Kota Pariaman – Suasana haru pecah di Balairung Pendopo Walikota ketika satu per satu jemaah saling berpamitan. Isak tangis keluarga tak terbendung, mengiringi 133 calon haji asal Kota Pariaman, Sumatera Barat yang bersiap menunaikan perjalanan suci. Ini sebuah momen yang bagi sebagian orang hanya datang sekali seumur hidup.

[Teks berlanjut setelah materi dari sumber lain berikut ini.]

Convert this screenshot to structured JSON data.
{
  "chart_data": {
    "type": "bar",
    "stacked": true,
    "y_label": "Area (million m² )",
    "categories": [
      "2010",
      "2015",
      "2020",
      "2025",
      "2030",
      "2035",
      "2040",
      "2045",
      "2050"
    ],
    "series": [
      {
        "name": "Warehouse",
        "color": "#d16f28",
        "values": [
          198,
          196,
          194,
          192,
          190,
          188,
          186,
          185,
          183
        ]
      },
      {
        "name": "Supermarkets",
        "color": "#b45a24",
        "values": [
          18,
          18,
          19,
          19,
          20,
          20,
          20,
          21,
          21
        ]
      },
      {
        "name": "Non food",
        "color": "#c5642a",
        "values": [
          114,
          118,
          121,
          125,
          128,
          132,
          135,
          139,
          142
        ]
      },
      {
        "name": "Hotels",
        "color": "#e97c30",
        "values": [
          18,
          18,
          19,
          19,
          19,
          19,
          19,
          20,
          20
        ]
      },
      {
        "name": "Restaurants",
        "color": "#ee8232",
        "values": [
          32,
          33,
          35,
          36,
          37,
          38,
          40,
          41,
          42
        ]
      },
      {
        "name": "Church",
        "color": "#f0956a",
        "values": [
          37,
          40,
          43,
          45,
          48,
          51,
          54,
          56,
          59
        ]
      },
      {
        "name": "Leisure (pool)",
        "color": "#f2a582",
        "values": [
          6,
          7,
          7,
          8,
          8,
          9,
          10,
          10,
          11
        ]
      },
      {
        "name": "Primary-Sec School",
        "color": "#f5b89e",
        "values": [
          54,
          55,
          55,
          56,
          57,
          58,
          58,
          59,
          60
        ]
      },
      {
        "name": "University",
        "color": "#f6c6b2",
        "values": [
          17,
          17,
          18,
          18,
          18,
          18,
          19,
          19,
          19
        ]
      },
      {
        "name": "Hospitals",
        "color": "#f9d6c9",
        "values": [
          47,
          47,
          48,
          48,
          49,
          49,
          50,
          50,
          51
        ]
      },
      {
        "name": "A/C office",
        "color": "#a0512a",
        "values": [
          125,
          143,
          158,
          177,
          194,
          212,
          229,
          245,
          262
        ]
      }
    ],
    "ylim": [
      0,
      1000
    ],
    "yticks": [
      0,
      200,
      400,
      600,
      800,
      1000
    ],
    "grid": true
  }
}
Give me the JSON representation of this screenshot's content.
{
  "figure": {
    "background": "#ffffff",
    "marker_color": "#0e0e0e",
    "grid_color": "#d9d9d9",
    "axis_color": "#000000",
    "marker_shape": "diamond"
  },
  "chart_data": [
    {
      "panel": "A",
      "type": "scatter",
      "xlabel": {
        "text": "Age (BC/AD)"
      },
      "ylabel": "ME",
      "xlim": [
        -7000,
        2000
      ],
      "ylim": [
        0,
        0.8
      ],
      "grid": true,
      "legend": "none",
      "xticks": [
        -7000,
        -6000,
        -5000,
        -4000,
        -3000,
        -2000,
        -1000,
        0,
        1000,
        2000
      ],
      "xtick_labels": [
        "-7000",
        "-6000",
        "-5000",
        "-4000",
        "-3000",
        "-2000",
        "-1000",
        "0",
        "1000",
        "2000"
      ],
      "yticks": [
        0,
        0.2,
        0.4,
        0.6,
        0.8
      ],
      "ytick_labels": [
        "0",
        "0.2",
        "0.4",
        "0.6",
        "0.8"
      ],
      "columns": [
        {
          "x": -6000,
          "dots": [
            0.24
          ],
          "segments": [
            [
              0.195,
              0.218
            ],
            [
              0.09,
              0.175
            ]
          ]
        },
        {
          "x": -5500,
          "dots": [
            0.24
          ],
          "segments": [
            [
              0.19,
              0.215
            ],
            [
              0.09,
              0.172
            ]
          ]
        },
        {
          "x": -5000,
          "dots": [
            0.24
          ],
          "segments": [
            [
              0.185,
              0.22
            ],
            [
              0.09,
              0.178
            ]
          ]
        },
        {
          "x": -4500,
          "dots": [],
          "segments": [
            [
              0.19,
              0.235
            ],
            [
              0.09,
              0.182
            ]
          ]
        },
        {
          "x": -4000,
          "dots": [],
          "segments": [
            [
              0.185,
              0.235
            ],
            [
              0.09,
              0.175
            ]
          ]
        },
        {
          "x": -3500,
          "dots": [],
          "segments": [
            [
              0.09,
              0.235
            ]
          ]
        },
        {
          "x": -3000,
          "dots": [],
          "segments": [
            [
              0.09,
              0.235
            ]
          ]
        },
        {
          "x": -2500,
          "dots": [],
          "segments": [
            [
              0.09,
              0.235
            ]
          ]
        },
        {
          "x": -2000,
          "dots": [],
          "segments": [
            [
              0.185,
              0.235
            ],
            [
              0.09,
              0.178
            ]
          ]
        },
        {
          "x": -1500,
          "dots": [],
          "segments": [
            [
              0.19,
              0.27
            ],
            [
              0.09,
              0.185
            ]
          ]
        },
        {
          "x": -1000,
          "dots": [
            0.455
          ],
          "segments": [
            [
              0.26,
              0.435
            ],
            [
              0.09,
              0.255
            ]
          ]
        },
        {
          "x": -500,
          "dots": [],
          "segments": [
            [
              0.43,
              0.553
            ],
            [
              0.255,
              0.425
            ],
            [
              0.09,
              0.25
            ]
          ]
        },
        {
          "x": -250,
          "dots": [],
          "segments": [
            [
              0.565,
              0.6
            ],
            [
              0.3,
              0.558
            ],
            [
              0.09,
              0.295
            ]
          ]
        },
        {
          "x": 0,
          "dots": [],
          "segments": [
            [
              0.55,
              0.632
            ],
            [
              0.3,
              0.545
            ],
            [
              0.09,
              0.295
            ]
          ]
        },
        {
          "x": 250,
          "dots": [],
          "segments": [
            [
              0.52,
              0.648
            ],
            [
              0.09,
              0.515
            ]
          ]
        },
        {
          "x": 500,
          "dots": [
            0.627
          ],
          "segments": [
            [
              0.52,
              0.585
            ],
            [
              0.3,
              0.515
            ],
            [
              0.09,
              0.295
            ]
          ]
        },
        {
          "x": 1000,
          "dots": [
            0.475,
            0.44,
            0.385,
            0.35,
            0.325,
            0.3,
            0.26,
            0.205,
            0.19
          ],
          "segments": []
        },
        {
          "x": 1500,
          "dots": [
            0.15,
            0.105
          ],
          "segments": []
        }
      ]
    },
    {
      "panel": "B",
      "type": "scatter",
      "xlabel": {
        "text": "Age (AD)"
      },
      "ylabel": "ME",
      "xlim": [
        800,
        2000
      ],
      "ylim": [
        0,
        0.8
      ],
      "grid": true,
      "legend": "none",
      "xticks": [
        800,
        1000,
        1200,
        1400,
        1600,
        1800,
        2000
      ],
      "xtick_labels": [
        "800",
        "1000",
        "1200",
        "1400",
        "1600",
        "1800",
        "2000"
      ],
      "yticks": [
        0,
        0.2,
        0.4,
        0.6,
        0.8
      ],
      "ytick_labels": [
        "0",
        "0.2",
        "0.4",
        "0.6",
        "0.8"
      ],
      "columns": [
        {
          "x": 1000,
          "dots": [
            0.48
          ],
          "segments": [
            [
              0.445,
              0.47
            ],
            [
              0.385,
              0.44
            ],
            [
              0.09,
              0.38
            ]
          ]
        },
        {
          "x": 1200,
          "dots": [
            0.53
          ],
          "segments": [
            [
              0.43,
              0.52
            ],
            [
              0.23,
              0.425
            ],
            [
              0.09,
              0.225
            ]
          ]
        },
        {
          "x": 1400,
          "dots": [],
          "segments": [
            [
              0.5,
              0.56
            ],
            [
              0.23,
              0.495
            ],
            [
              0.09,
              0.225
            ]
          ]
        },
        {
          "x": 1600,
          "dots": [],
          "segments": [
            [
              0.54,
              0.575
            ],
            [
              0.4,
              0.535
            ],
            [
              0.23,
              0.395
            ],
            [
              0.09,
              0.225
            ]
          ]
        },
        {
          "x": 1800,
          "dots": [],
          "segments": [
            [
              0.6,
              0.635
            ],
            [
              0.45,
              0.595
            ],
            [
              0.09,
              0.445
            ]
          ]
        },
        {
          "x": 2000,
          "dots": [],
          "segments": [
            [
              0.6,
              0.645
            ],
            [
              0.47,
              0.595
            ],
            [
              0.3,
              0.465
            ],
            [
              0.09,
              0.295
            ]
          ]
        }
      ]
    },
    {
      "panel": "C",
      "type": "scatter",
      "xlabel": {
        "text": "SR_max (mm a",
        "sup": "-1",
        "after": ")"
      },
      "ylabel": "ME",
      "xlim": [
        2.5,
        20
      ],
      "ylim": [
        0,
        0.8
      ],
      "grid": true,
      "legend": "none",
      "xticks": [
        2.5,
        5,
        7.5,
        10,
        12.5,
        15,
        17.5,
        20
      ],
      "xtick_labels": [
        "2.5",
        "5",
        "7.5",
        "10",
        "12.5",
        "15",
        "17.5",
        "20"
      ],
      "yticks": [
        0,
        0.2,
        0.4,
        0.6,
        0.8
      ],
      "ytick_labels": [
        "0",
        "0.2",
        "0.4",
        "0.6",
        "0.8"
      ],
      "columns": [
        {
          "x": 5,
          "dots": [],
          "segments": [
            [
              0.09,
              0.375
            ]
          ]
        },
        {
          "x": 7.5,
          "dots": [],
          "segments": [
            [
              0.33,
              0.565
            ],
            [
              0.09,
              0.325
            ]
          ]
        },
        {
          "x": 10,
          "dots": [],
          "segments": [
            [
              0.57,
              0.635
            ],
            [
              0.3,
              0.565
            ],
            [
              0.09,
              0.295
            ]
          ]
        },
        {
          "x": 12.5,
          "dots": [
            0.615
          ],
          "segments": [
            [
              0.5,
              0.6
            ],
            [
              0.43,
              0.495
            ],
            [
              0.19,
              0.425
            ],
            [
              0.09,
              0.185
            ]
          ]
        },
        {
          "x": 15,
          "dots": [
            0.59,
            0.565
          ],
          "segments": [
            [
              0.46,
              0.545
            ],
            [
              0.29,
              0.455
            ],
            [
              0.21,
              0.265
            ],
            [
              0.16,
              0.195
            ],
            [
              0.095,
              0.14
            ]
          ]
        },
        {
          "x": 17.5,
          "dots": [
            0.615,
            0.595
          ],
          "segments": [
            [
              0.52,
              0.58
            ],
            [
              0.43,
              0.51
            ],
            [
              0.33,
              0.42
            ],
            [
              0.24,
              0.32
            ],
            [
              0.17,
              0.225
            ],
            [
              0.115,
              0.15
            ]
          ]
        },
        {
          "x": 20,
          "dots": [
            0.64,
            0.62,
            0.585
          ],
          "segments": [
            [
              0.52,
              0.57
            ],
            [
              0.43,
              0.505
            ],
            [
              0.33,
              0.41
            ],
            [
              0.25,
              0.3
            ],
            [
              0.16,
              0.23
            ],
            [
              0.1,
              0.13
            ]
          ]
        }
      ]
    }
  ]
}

Di tengah suasana khidmat itu, Wali Kota Yota Balad bersama Wakil Wali Kota Mulyadi secara resmi melepas keberangkatan para jemaah, Selasa (28/4/2026). Tatapan penuh harap terpancar dari wajah para calon tamu Allah yang akan meninggalkan tanah air selama kurang lebih 40 hari.
Jumlah jemaah tahun ini terdiri dari 55 laki-laki dan 78 perempuan. Mereka datang dari berbagai latar belakang, namun disatukan oleh satu panggilan yang sama. Menunaikan rukun Islam kelima.
Dalam sambutannya, Yota Balad menegaskan bahwa kesempatan berhaji bukan semata soal kemampuan, tetapi tentang panggilan ilahi yang tak semua orang dapatkan.
“Ini adalah undangan langsung dari Allah SWT,” ucapnya, menekankan bahwa tidak semua yang mampu secara finansial atau ilmu agama bisa berangkat tahun ini. Pesan itu terasa menggugah, seolah mengingatkan bahwa perjalanan ini bukan sekadar fisik, melainkan spiritual yang penuh makna.
Jemaah calon haji Kota Pariaman akan tergabung dalam Kloter 7 bersama jemaah dari Kota Bukittinggi dengan total 393 orang. Mereka dijadwalkan bertolak menuju Embarkasi Padang pada Kamis (30/4), sebelum melanjutkan perjalanan ke Madinah pada Jumat (1/5) pukul 13.20 WIB.
Di antara rombongan, sosok Anwar Abdullah (83) dari Desa Balai menjadi jemaah tertua, sementara Atta Thariq Bestari (19) dari Pungguang Ladiang tercatat sebagai yang termuda.
Rentang usia itu menggambarkan bahwa panggilan haji melintasi batas generasi dari yang renta hingga yang masih belia.
Pesan penting pun disampaikan. Menjaga kesehatan di tengah cuaca panas Arab Saudi menjadi kunci utama. Yota Balad juga mengingatkan para petugas pendamping agar mengutamakan pelayanan, melindungi, dan membimbing jemaah dengan kesabaran.
Sebab di balik perjalanan ini, bukan hanya ibadah yang dipertaruhkan, tetapi juga keselamatan dan kenyamanan seluruh jemaah.(mak).